I was excited to read this article because, as I was discussing with a colleague of mine recently, there aren't very many stories in modern Jewish history of frum women standing up for themselves. There are biblical and ancient stories, like this one, but even those are rare.

We need more female heroes in the frum community. Of course, I'd prefer killing the Greek bastards who tried to pull that jus primae noctis crap on me myself, instead of letting the guys do it, but - hey! - we've got to start somewhere.


  1. >You who are so zealous that you would kill me, are not zealous enough to protect me from the hands of the Greek governor who will come here to assault me tonight.

    FEH!! FEH!!

    So patriarchal, so chauvinistic. The idea of men fighting to keep their sister's honor is so 1950's. How dare you?

  2. Totally.

    But I guess that back in those days, women went to their brothers for protection. Didn't you notice that I wrote that I'd rather shoot the bastards myself to having my brother do it?

    (You didn't think I'd take this comment seriously, did you? Haha! I totally do.)

  3. when is sexism and slantedness going to stop in frum shidduchim? In particular for BT women over 25, why are so many women willing to settle? Why do the women get most of the pressure?

  4. I'm not sure I understand what you're talking about. Willing to settle for what?

  5. what I mean is women are often being bullied and selling themselves short in shidduchim. It's just frequently all about the men in the shidduch world.

  6. Well, I know that's certainly been my experience. I'd love to hear your perspective!

  7. lol...personal experience? where to begin? not now, maybe later...I'm not holding out it's just after a while you get flustered and it becomes hard to articulate..

    I think as a rule, women really need to vote with their feet and en masse learn to say no.
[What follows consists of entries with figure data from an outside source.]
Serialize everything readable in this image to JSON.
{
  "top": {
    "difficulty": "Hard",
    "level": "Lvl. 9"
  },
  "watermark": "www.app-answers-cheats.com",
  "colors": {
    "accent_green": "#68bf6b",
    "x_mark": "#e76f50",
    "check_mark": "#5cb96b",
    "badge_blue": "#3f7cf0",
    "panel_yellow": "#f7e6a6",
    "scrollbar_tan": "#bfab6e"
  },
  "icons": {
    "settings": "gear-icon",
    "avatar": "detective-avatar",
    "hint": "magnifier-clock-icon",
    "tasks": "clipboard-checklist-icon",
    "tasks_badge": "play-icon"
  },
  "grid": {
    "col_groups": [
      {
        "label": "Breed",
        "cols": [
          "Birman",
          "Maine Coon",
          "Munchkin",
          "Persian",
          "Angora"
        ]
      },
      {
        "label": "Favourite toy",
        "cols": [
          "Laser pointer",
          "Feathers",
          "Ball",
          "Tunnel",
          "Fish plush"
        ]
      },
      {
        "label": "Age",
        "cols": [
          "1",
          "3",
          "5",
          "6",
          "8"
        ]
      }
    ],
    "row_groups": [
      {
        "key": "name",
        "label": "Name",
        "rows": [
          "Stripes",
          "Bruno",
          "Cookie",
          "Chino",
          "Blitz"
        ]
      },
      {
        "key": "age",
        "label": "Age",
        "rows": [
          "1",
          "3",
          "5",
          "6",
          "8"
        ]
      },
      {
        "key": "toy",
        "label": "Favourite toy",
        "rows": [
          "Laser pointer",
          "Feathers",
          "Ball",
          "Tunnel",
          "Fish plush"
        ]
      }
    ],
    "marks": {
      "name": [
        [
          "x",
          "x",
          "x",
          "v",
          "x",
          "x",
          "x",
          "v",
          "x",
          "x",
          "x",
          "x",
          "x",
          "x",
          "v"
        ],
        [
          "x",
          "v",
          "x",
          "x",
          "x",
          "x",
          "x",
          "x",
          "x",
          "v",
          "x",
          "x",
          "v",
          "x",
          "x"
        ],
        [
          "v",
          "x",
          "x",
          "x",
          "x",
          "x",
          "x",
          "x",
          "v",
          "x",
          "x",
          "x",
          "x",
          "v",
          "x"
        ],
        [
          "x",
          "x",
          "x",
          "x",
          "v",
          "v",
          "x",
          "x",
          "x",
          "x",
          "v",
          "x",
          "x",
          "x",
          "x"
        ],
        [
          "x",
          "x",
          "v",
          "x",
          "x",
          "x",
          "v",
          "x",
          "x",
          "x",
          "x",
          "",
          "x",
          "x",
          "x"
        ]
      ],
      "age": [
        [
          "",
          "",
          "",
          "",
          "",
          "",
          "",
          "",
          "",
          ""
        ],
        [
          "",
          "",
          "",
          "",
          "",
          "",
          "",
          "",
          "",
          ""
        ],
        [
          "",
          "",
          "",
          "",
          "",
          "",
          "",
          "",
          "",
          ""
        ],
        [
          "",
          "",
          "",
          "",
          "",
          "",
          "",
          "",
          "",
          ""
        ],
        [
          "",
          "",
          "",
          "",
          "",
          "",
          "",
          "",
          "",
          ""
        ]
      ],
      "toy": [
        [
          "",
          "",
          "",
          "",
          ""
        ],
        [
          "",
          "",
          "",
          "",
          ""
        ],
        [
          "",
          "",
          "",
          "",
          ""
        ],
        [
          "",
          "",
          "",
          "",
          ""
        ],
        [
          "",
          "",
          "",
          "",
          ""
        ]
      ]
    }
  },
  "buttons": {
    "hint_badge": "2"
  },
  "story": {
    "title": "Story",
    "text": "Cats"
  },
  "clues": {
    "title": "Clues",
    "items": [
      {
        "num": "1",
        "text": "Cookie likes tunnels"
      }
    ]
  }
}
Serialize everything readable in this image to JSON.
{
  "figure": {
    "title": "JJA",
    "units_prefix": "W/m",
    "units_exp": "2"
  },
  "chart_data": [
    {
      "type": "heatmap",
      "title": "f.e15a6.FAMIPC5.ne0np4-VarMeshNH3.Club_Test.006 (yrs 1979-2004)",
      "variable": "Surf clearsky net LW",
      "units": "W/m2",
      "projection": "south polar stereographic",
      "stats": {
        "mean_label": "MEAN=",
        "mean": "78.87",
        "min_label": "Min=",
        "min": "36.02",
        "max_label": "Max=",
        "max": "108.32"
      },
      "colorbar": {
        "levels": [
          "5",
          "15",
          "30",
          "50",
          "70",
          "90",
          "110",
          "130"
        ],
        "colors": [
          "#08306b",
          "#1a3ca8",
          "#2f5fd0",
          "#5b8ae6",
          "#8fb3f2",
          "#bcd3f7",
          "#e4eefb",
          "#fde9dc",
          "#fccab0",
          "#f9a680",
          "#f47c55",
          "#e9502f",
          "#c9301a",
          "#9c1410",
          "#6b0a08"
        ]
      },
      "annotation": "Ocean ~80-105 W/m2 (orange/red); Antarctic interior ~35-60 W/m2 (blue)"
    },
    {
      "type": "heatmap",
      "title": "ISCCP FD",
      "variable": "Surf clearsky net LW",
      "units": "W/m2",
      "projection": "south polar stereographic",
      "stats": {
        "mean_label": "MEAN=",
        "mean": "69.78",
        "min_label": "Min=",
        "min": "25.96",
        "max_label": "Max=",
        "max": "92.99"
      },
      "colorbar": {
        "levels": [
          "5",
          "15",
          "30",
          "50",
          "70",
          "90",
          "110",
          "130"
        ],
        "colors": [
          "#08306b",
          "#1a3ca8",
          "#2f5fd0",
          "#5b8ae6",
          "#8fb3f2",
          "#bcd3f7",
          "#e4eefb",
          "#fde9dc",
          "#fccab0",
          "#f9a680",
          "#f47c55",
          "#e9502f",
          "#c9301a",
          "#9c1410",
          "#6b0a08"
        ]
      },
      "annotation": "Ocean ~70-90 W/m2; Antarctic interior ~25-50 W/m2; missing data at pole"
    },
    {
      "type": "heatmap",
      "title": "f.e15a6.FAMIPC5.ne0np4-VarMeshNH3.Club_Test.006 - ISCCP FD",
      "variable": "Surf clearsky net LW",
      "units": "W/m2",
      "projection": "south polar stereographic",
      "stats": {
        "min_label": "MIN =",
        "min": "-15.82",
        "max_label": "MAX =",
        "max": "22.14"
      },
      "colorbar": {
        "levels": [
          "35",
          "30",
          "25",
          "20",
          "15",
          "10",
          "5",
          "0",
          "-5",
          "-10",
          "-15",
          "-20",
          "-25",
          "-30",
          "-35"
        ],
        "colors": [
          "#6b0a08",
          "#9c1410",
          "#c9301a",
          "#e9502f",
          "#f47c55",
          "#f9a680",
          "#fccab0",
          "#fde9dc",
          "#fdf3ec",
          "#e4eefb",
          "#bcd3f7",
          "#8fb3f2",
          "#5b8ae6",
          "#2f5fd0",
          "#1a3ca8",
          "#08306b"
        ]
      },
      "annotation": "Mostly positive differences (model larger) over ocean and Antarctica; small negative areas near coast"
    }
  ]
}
I don't think we're making better/functional Jewish families/society by starting out this way. (ie: woman being patronized and browbeaten to marry mr. picky.)

    I'm not saying that women are never unreasonable in their requirements, but most women inherently feel the pressure to get married, and struggle more with validation then men do. It seems that it is much easier for men
    to get the support they need than women-single, married and divorced or going through divorce.

  8. AmIaFrumFeminist, I have additional ideas I'd like to share with you but it is not feasible to post them here...

  9. hi I'm anonymous of past 2 posts, giving a name now from here on in...

  10. just heard above story on a Chanukah shiur, it is really a great one and needs more fame.

  11. Feel free to email me at FrumFeminist @ Gmail . com

  12. Gun control: The theory that a woman raped in an alley is morally superior to a woman standing over her rapist with a smoking 9mm.